All in all, the events of the last month have left me weary and my one-coffee-a-day regime is well and truly gone. So in lieu of actual content, let me recommend some stuff:

– The Writer and the Critic podcast – Author Kirstyn McDermott and critic Ian Mond recommend books to one-another and get together every month to talk about that. It’s just kicked off with a discussion of Marcus Zusak’s The Book Theif and Catherynne M. Valente’s Deathless, and given that its’ two smart and articulate people discussing books they love it’s immediately joined my list of weekly podcast listening.

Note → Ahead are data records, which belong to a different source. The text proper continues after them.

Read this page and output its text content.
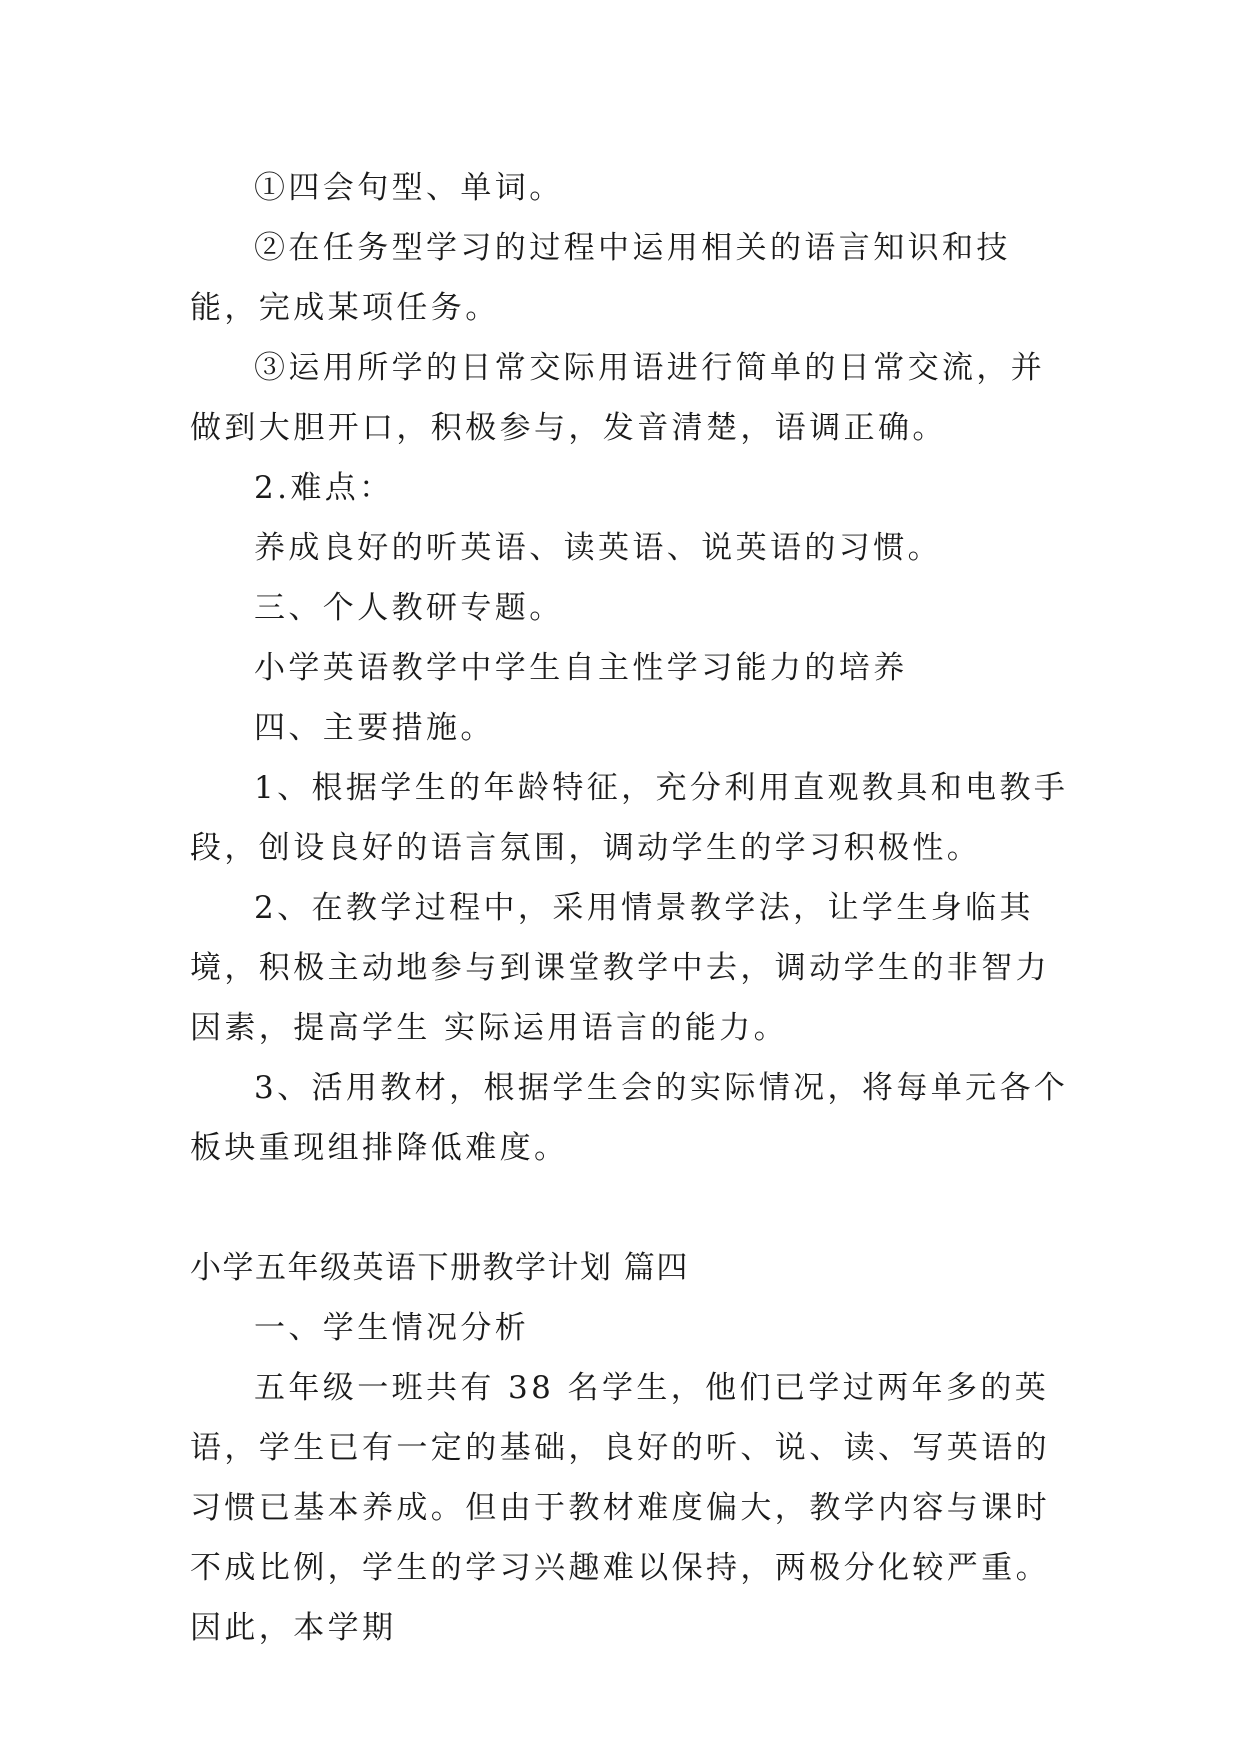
①四会句型、单词。

②在任务型学习的过程中运用相关的语言知识和技能，完成某项任务。

③运用所学的日常交际用语进行简单的日常交流，并做到大胆开口，积极参与，发音清楚，语调正确。

2.难点：

养成良好的听英语、读英语、说英语的习惯。

三、个人教研专题。

小学英语教学中学生自主性学习能力的培养

四、主要措施。

1、根据学生的年龄特征，充分利用直观教具和电教手段，创设良好的语言氛围，调动学生的学习积极性。

2、在教学过程中，采用情景教学法，让学生身临其境，积极主动地参与到课堂教学中去，调动学生的非智力因素，提高学生 实际运用语言的能力。

3、活用教材，根据学生会的实际情况，将每单元各个板块重现组排降低难度。

小学五年级英语下册教学计划 篇四

一、学生情况分析

五年级一班共有 38 名学生，他们已学过两年多的英语，学生已有一定的基础，良好的听、说、读、写英语的习惯已基本养成。但由于教材难度偏大，教学内容与课时不成比例，学生的学习兴趣难以保持，两极分化较严重。因此，本学期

– Elizabeth Bear discussing a trunk story and how it ended up there. This is a post from 2004 that I’ve had bookmarked forever because it’s a pretty damn useful discussion of why some stories just don’t work despite the fact that there’s nothing inherently wrong with them.
– Laura Goodin’s advice on Moderating Con Panels which she put together in the aftermath of Worldcon a few months ago, but I’ve been too slack busy to read until now.
– Review’s of Sprawl over on ASif, including some nice things said about my story One Saturday Night, With Angel.
– And I’m going recommend subscribing to Daily Science Fiction now, both because I’ve been enjoying a bunch of the stories they’ve been putting out lately and it’ll save time in the first half of 2011 when I’m all like “dudes, I’ve got this story coming out, and you need to go here to read it.”